A new Georgia law requires judges to determine a defendant’s finances before ordering the person to post bail.
But some advocates for curtailing bail say there are ways to circumvent the new mandate, leaving indigent defendants at continued risk of being jailed because they don’t have the money to post bond.
“Judges will now have to ask about assets and income, but the fact that a person living paycheck to paycheck owns a television or a watch does not mean they can readily come up with bail,” said Jonathan Rapping of Gideon’s Promise, which trains public defenders how to be more effective. “Nothing stops judges from looking at a person’s clothes or jewelry and deciding they can afford bail.”
On Sunday, the final chapter of Gov. Nathan Deal’s criminal justice reform went into effect, placing limits on cash bail. The law explicitly says police can issue citations for some low-level, nonviolent crimes instead of putting the alleged offender in jail to await a hearing before a judge.
For other, more serious crimes, a defendant would only be released after seeing a judge, who would have to consider the defendant’s financial circumstances before deciding on the bond amount.
Advocates for curtailing bail say taxpayers have to cover the cost of jailing low-level offenders. And if such defendants lose their job because they are jailed, that creates another burden on taxpayers. Jailed defendants, advocates say, are more likely to plead guilty just to get out of jail, even though they could be acquitted if they went to trial.
Advocates say pretrial detention should not be used as punishment. They say defendants should be held in jail pending trial only if they pose a danger or are likely to flee.
Others disagree. “They want to make this issue about caging poor people,” said Scott Hall, vice president of the Georgia Association of Professional Bondsmen. “This is about accused criminals and denying victims the right to justice.”
One example raised during an Atlanta City Council debate this year about eliminating bail for many misdemeanor and city ordinance violations was Sean Ramsey. He was arrested in September near the state Capitol for holding up a handwritten cardboard sign that read, “homeless, please help.” He could not pay a $200 bond, so Ramsey remained in jail for 2½ months until the Southern Center for Human Rights interceded on his behalf.
Another example was a 45-year-old man who had covered himself with his own feces and was arrested for shouting at customers at a Boulevard gas station. Randall McCrary was held in jail almost three months because he could not pay a $500 bond. The Southern Center for Human Rights secured his release.

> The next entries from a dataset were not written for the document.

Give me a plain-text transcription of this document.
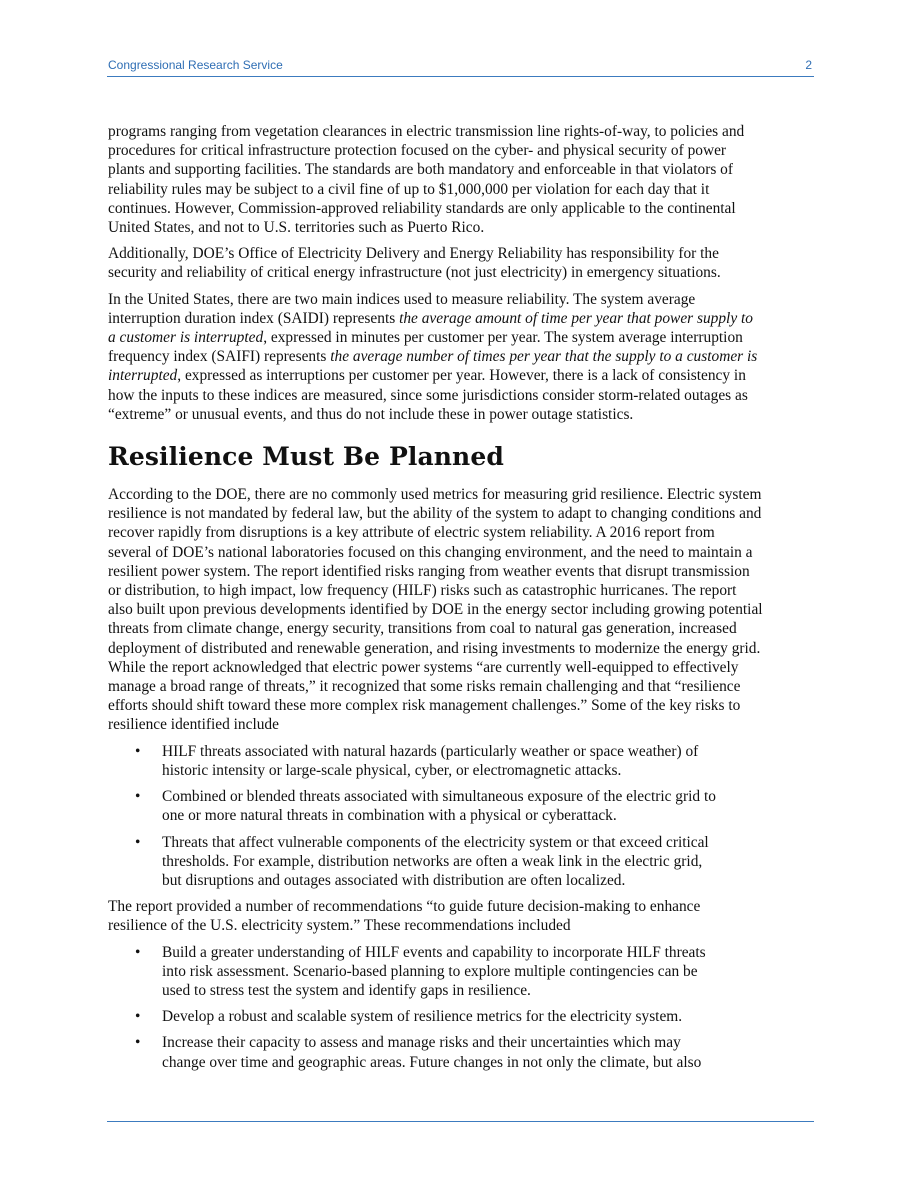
Congressional Research Service	2

programs ranging from vegetation clearances in electric transmission line rights-of-way, to policies and
procedures for critical infrastructure protection focused on the cyber- and physical security of power
plants and supporting facilities. The standards are both mandatory and enforceable in that violators of
reliability rules may be subject to a civil fine of up to $1,000,000 per violation for each day that it
continues. However, Commission-approved reliability standards are only applicable to the continental
United States, and not to U.S. territories such as Puerto Rico.

Additionally, DOE’s Office of Electricity Delivery and Energy Reliability has responsibility for the
security and reliability of critical energy infrastructure (not just electricity) in emergency situations.

In the United States, there are two main indices used to measure reliability. The system average
interruption duration index (SAIDI) represents the average amount of time per year that power supply to
a customer is interrupted, expressed in minutes per customer per year. The system average interruption
frequency index (SAIFI) represents the average number of times per year that the supply to a customer is
interrupted, expressed as interruptions per customer per year. However, there is a lack of consistency in
how the inputs to these indices are measured, since some jurisdictions consider storm-related outages as
“extreme” or unusual events, and thus do not include these in power outage statistics.

Resilience Must Be Planned

According to the DOE, there are no commonly used metrics for measuring grid resilience. Electric system
resilience is not mandated by federal law, but the ability of the system to adapt to changing conditions and
recover rapidly from disruptions is a key attribute of electric system reliability. A 2016 report from
several of DOE’s national laboratories focused on this changing environment, and the need to maintain a
resilient power system. The report identified risks ranging from weather events that disrupt transmission
or distribution, to high impact, low frequency (HILF) risks such as catastrophic hurricanes. The report
also built upon previous developments identified by DOE in the energy sector including growing potential
threats from climate change, energy security, transitions from coal to natural gas generation, increased
deployment of distributed and renewable generation, and rising investments to modernize the energy grid.
While the report acknowledged that electric power systems “are currently well-equipped to effectively
manage a broad range of threats,” it recognized that some risks remain challenging and that “resilience
efforts should shift toward these more complex risk management challenges.” Some of the key risks to
resilience identified include

• HILF threats associated with natural hazards (particularly weather or space weather) of
historic intensity or large-scale physical, cyber, or electromagnetic attacks.
• Combined or blended threats associated with simultaneous exposure of the electric grid to
one or more natural threats in combination with a physical or cyberattack.
• Threats that affect vulnerable components of the electricity system or that exceed critical
thresholds. For example, distribution networks are often a weak link in the electric grid,
but disruptions and outages associated with distribution are often localized.

The report provided a number of recommendations “to guide future decision-making to enhance
resilience of the U.S. electricity system.” These recommendations included

• Build a greater understanding of HILF events and capability to incorporate HILF threats
into risk assessment. Scenario-based planning to explore multiple contingencies can be
used to stress test the system and identify gaps in resilience.
• Develop a robust and scalable system of resilience metrics for the electricity system.
• Increase their capacity to assess and manage risks and their uncertainties which may
change over time and geographic areas. Future changes in not only the climate, but also
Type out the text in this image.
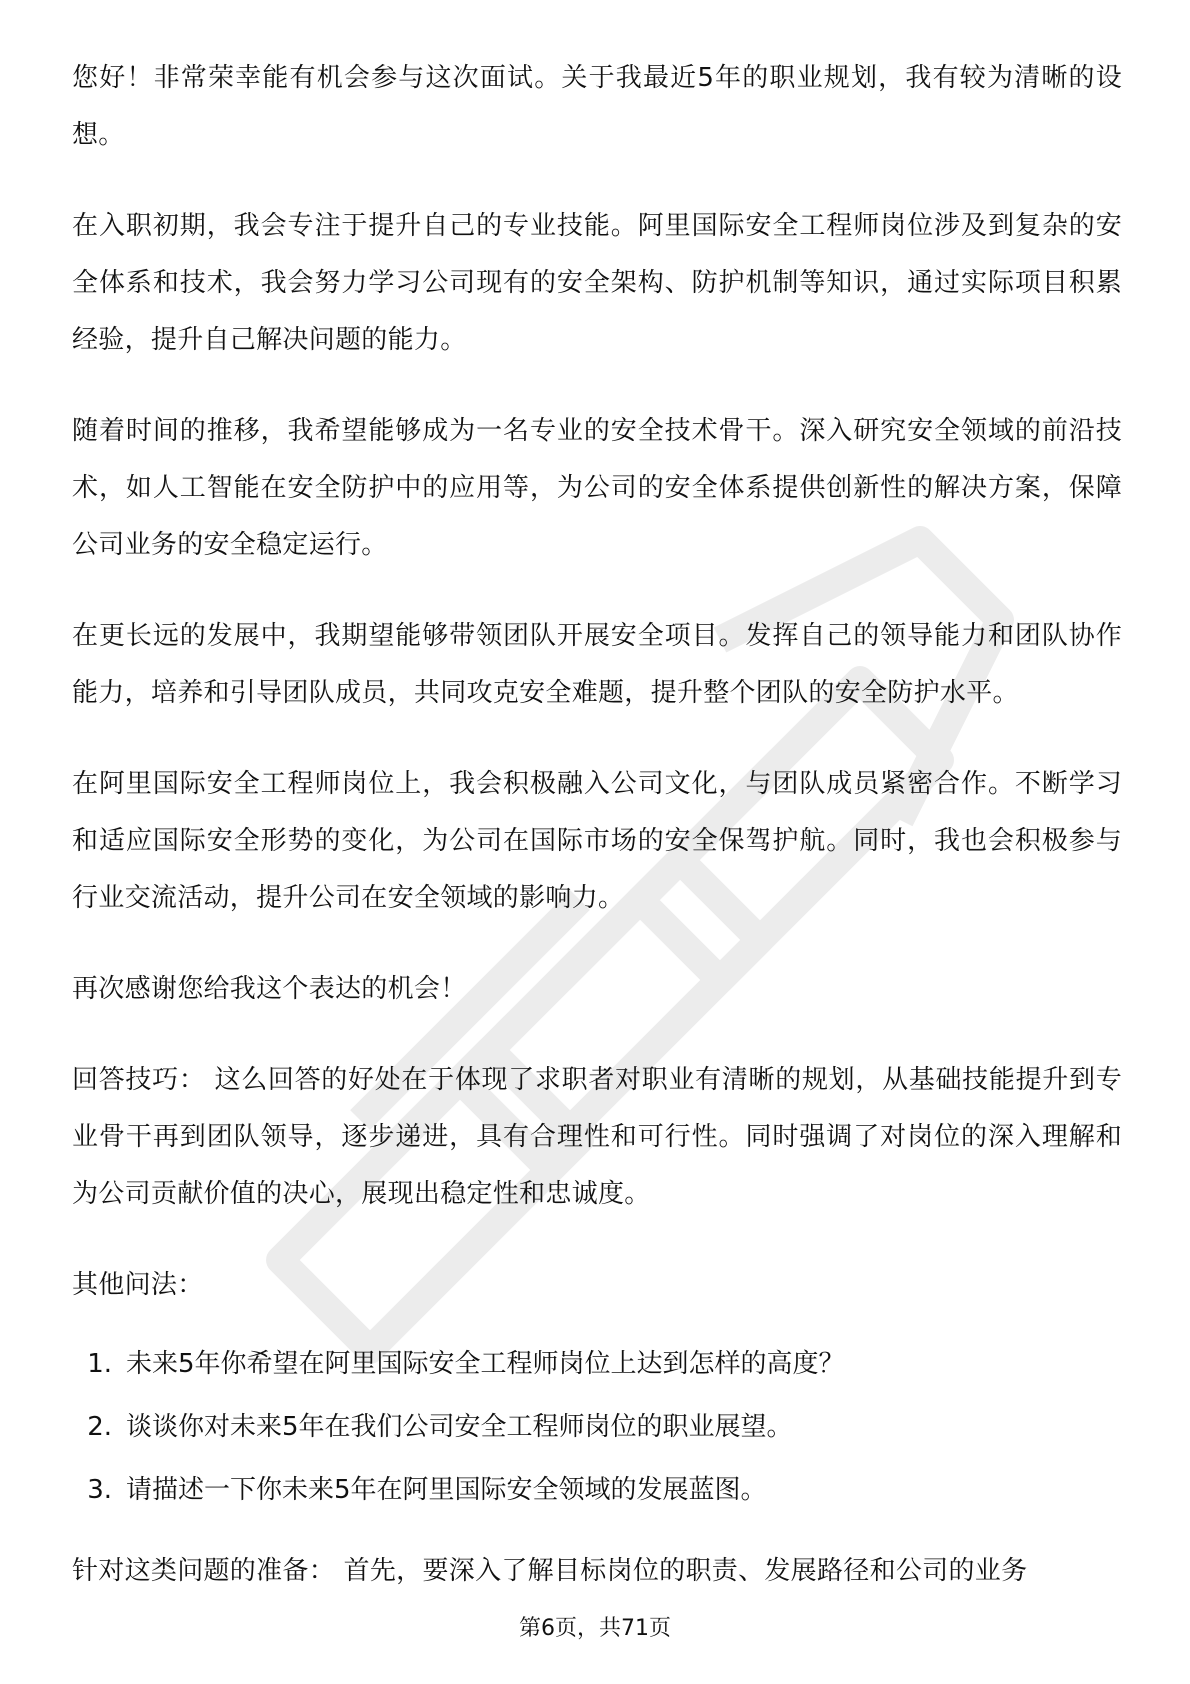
您好！非常荣幸能有机会参与这次面试。关于我最近5年的职业规划，我有较为清晰的设想。

在入职初期，我会专注于提升自己的专业技能。阿里国际安全工程师岗位涉及到复杂的安全体系和技术，我会努力学习公司现有的安全架构、防护机制等知识，通过实际项目积累经验，提升自己解决问题的能力。

随着时间的推移，我希望能够成为一名专业的安全技术骨干。深入研究安全领域的前沿技术，如人工智能在安全防护中的应用等，为公司的安全体系提供创新性的解决方案，保障公司业务的安全稳定运行。

在更长远的发展中，我期望能够带领团队开展安全项目。发挥自己的领导能力和团队协作能力，培养和引导团队成员，共同攻克安全难题，提升整个团队的安全防护水平。

在阿里国际安全工程师岗位上，我会积极融入公司文化，与团队成员紧密合作。不断学习和适应国际安全形势的变化，为公司在国际市场的安全保驾护航。同时，我也会积极参与行业交流活动，提升公司在安全领域的影响力。

再次感谢您给我这个表达的机会！

回答技巧： 这么回答的好处在于体现了求职者对职业有清晰的规划，从基础技能提升到专业骨干再到团队领导，逐步递进，具有合理性和可行性。同时强调了对岗位的深入理解和为公司贡献价值的决心，展现出稳定性和忠诚度。

其他问法：

1. 未来5年你希望在阿里国际安全工程师岗位上达到怎样的高度？
2. 谈谈你对未来5年在我们公司安全工程师岗位的职业展望。
3. 请描述一下你未来5年在阿里国际安全领域的发展蓝图。

针对这类问题的准备： 首先，要深入了解目标岗位的职责、发展路径和公司的业务

第6页，共71页
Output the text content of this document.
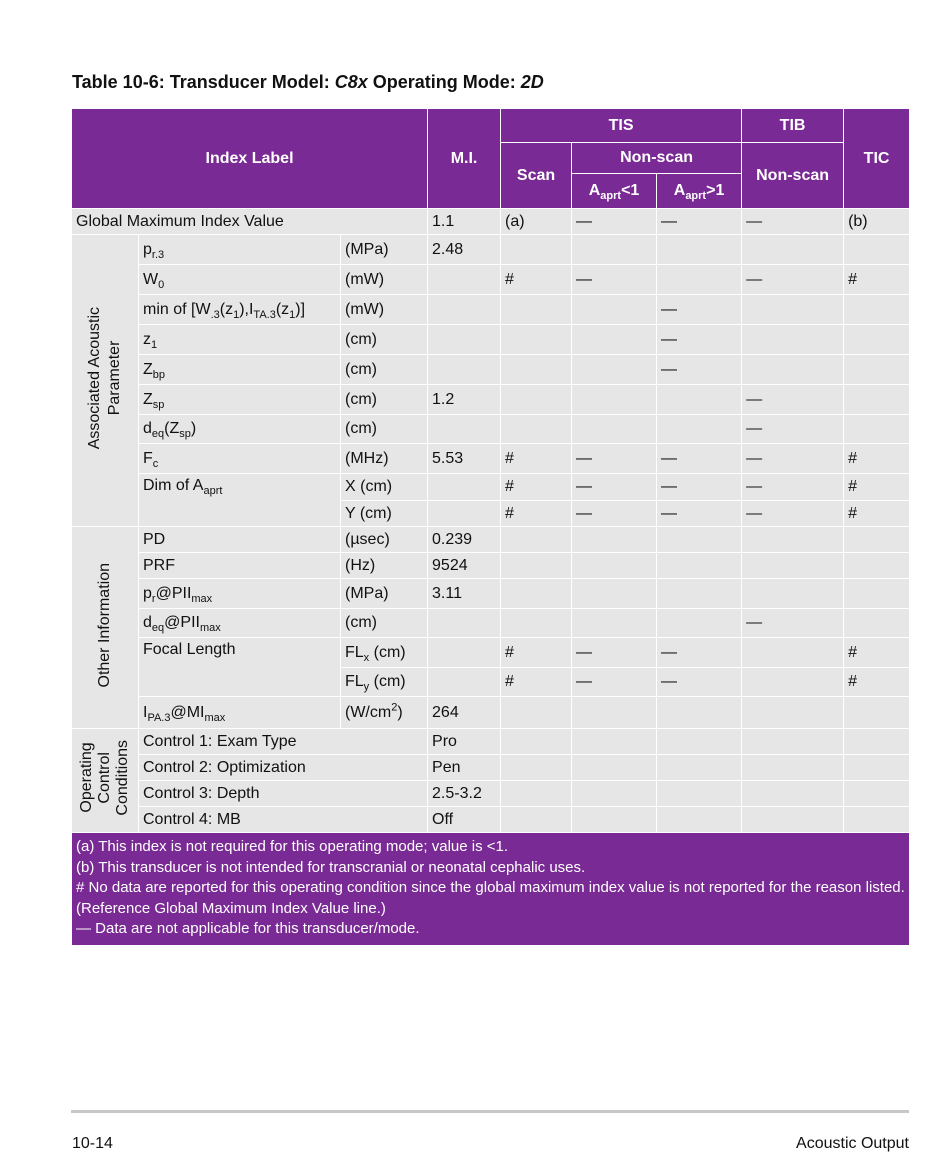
Table 10-6: Transducer Model: C8x Operating Mode: 2D
Index Label			M.I.	TIS			TIB	TIC
				Scan	Non-scan		Non-scan	
					$A_{aprt}<1$	$A_{aprt}>1$		
Global Maximum Index Value			1.1	(a)	—	—	—	(b)
Associated Acoustic Parameter	$p_{r.3}$	(MPa)	2.48					
	$W_0$	(mW)		#	—		—	#
	min of $[W_{.3}(z_1),I_{TA.3}(z_1)]$	(mW)				—		
	$z_1$	(cm)				—		
	$Z_{bp}$	(cm)				—		
	$Z_{sp}$	(cm)	1.2				—	
	$d_{eq}(Z_{sp})$	(cm)					—	
	$F_c$	(MHz)	5.53	#	—	—	—	#
	Dim of $A_{aprt}$	X (cm)		#	—	—	—	#
		Y (cm)		#	—	—	—	#
Other Information	PD	(µsec)	0.239					
	PRF	(Hz)	9524					
	$p_r@PII_{max}$	(MPa)	3.11					
	$d_{eq}@PII_{max}$	(cm)					—	
	Focal Length	$FL_x$ (cm)		#	—	—		#
		$FL_y$ (cm)		#	—	—		#
	$I_{PA.3}@MI_{max}$	$(W/cm^2)$	264					
Operating
Control
Conditions	Control 1: Exam Type		Pro					
	Control 2: Optimization		Pen					
	Control 3: Depth		2.5-3.2					
	Control 4: MB		Off					

(a) This index is not required for this operating mode; value is <1.
(b) This transducer is not intended for transcranial or neonatal cephalic uses.
# No data are reported for this operating condition since the global maximum index value is not reported for the reason listed. (Reference Global Maximum Index Value line.)
— Data are not applicable for this transducer/mode.								
10-14	Acoustic Output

There is disagreement about whether a defendant who posts bond is more likely to return to court than a defendant released without having to pay bail.
Marissa Dodson, public policy director at the Southern Center for Human Rights, said a study in Pickens County in North Georgia found a 30 percent drop in the number of defendants failing to appear after court-date reminders were sent via text message. Last year, Atlanta Municipal Court began doing the same.
“At the end of the day, money does not end up being a factor in if a person shows up in court. It’s notification,” Dodson said. “In fact, we have worse outcomes for individuals the longer they stay in jail.”
Attorneys for the North Georgia town said in a court filing that during the 15 months before the end of the cash bail system, Calhoun Municipal Court issued 27 bench warrants for defendants who’d failed to appear. Yet in the 15 months after a federal judge ordered the city to initiate a policy of releasing low-level offenders on a signature bond, 85 bench warrants were issued for people who’d failed to appear.
Hall, of the professional bondsmen association, said the requirement to post bond means defendants have “skin in the game.” And he particularly opposes allowing officers to write a ticket and release a defendant without first asking a judge about bond.
“We want a judge to look at all the facts and say, ‘I don’t think a bond is needed, so we’re going to release you.’ Or, ‘This guy is from Anchorage, Alaska, and harm was done. … I’m going to require a $5,000 bond.’ They are going to require you to show up, because that victim is denied justice when they don’t show up.”
Nevertheless, Republican state Sen. Jesse Stone of Waynesboro — chairman of the Senate Judiciary Committee that handled the governor’s criminal justice reform legislation — said he thinks “there is more to be done” regarding reforming the cash bail system.
Dodson said reform advocates would like more alternatives to cash bail, “especially for misdemeanor (charges) where people have a statutory right to be released.”
But attitudes must change too, said Rapping, who is adamant that the cash bail system is not about to end, although it may improve.
“We’ve become so addicted to holding people pretrial, people who are presumed innocent, that nobody realizes there’s anything wrong with it,” Rapping said. “It’s going to take a re-education of people who run these justice systems before we see change.”